Weekly Web Review – Week 43
Check out the latest news about proton therapy: this week, find out how this state-of-the-art treatment modality is achieving new milestones and helping more and more cancer patients fight against their disease.
A mom’s struggle against cancer
An Australian 31-year-old mother of four young children was recently diagnosed with an inoperable brain cancer and told she had a chance of only two years left to live.
Melissa Quinn was diagnosed in June this year with cancer in her brain and in the soft tissue under the birthmark on her left leg. “I had cancer two-and-a- half years ago in the uterus, so it wasn’t a huge surprise that it’s come back, but I am still overwhelmed and scared,” she said.
The Australian Medical Board is covering 90% of the costs for her to go to California to receive state-of-the-art proton radiation therapy, not yet available in Australia.
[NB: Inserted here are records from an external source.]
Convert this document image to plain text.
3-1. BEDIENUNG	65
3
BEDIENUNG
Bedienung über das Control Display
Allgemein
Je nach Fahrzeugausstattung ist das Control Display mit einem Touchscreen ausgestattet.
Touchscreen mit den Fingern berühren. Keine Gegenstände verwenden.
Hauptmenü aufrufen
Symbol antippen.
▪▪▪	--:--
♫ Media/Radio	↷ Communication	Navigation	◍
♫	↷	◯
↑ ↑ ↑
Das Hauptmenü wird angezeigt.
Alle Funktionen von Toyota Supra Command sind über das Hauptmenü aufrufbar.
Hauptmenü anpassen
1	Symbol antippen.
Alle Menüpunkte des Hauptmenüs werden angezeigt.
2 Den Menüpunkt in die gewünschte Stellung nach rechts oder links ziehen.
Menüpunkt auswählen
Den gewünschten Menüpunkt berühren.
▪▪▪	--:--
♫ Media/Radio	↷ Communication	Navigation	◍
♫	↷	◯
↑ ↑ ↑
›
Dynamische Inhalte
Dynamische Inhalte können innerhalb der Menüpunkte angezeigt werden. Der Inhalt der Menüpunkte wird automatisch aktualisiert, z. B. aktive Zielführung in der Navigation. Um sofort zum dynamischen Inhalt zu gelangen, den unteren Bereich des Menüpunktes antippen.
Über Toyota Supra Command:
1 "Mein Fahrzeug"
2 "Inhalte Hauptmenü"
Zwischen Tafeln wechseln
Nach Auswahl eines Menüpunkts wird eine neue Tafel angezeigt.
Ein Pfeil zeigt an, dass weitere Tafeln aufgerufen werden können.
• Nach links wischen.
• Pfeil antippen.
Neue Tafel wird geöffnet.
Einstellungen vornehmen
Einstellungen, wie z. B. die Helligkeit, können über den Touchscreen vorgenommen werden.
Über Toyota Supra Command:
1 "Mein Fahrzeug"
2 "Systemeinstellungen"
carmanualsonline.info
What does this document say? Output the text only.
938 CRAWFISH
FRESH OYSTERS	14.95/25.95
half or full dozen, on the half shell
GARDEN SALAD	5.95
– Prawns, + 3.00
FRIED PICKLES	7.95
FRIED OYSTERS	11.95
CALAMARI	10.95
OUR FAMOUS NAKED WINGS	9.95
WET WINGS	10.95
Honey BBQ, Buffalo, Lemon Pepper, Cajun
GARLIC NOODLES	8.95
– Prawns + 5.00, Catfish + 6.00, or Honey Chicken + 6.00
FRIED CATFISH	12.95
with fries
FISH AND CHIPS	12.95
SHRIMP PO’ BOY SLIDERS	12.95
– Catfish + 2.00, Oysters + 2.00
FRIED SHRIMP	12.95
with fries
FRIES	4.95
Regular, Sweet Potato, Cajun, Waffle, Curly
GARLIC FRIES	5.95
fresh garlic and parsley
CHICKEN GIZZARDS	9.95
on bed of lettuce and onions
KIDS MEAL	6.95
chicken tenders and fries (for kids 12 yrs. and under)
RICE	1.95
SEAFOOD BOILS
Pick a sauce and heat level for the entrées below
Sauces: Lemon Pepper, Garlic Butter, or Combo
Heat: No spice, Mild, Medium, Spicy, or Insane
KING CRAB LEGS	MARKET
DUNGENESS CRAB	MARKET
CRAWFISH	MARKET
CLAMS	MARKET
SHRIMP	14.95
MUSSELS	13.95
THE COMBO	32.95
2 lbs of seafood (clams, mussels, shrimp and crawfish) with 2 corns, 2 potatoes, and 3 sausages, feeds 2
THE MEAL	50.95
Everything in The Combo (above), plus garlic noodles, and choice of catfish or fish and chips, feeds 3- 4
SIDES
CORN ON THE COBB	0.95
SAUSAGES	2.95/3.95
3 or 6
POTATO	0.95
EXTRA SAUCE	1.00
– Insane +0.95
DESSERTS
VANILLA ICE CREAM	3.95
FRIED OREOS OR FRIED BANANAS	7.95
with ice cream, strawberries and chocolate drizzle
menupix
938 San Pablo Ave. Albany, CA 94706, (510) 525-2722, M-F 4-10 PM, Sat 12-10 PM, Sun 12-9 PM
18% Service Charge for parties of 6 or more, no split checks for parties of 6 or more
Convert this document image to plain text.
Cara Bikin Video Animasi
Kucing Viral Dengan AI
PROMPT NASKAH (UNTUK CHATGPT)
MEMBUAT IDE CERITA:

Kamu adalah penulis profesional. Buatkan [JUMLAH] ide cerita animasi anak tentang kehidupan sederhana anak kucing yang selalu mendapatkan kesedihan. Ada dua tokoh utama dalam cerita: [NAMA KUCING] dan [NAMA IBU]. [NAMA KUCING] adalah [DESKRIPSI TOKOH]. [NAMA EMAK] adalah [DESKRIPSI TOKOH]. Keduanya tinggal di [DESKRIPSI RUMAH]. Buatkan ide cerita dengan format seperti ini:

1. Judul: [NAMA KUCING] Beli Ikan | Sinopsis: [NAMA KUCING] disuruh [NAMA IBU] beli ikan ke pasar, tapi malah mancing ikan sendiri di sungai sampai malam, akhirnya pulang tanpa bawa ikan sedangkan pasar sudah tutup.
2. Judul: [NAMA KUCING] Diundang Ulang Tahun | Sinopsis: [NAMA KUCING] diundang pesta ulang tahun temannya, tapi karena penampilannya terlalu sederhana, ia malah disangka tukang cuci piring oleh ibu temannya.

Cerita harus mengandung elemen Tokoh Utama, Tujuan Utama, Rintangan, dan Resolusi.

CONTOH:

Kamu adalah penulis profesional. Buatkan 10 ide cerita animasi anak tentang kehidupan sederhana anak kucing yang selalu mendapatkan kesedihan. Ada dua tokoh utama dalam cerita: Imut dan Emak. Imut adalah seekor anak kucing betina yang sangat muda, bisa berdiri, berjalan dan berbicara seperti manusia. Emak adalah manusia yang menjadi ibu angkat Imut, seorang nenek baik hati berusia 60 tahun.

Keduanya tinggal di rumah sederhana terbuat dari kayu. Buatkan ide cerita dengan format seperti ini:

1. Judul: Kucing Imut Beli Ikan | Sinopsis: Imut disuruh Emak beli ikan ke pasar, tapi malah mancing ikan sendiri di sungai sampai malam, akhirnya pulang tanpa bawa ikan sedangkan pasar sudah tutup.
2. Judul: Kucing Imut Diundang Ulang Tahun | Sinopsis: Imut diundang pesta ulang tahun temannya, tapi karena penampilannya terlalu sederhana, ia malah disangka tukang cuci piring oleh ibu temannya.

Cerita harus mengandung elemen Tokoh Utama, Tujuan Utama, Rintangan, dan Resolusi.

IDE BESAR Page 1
However, Melissa and her family need to make up the money for the eight weeks of airfares, clinical fees and everyday expenses. “We’ve estimated we need to raise $20,000,” she said.
For this reason, the Mel Quinn Fundraiser Bowls Day will be held on Friday, November 21 at 3pm followed by a Country/Western night.
1,000th patient at UFPTI
After recently treating its 1,000th cancer patient, the Hampton University Proton Therapy Institute (UFPTI) has hosted its largest fundraising venture of the year, « The Gala of Hope », on October 24th.
The UFPTI is one of just eight proton facilities in the United States and the largest of its kind in the world. Opened in September 2010 with an initial focus of treating prostate cancer, the institute now treats head, neck and brain tumors, along with lung and breast cancers. Pediatric patients are also taken care of through a partnership with Children’s Hospital of the King’s Daughters. At full capacity, the UFPTI is expected to treat about 1,500 patients a year.
The institute recently signed an agreement with Strategic Alliance Holdings to serve patients from the Middle East and North Africa, as well as to provide training to physicians in Saudi Arabia.
The benefit for the proton therapy institute will directly support patient services to ease the costs of medical expenses : « To date, the Gala of Hope has raised over $1.5 million dollars to ensure that cancer patients’ have access to the medical treatment they need, » said Sarita Scott, a spokeswoman for the institute.
Proton therapy in North Texas
When Menay Harris from North Texas was diagnosed with a tumor around her optic nerve in 2012, her doctors recommended proton therapy treatment. So she had to travel all the way to Houston to get it.
« It was very difficult to leave Dallas for seven weeks and not have the support of friends or family, » said Menay, 45 . « It was a difficult journey that could have been eased by being able to stay at home. »
Dallas-Fort Worth is the nation’s largest metropolitan area without a proton therapy center. The nearest are M.D. Anderson or the ProCure Proton Therapy Center in Oklahoma City.
Now two centers are under construction in North Texas. The facility is scheduled to open by September 2017. By then, patients like Menay will have their pick of either.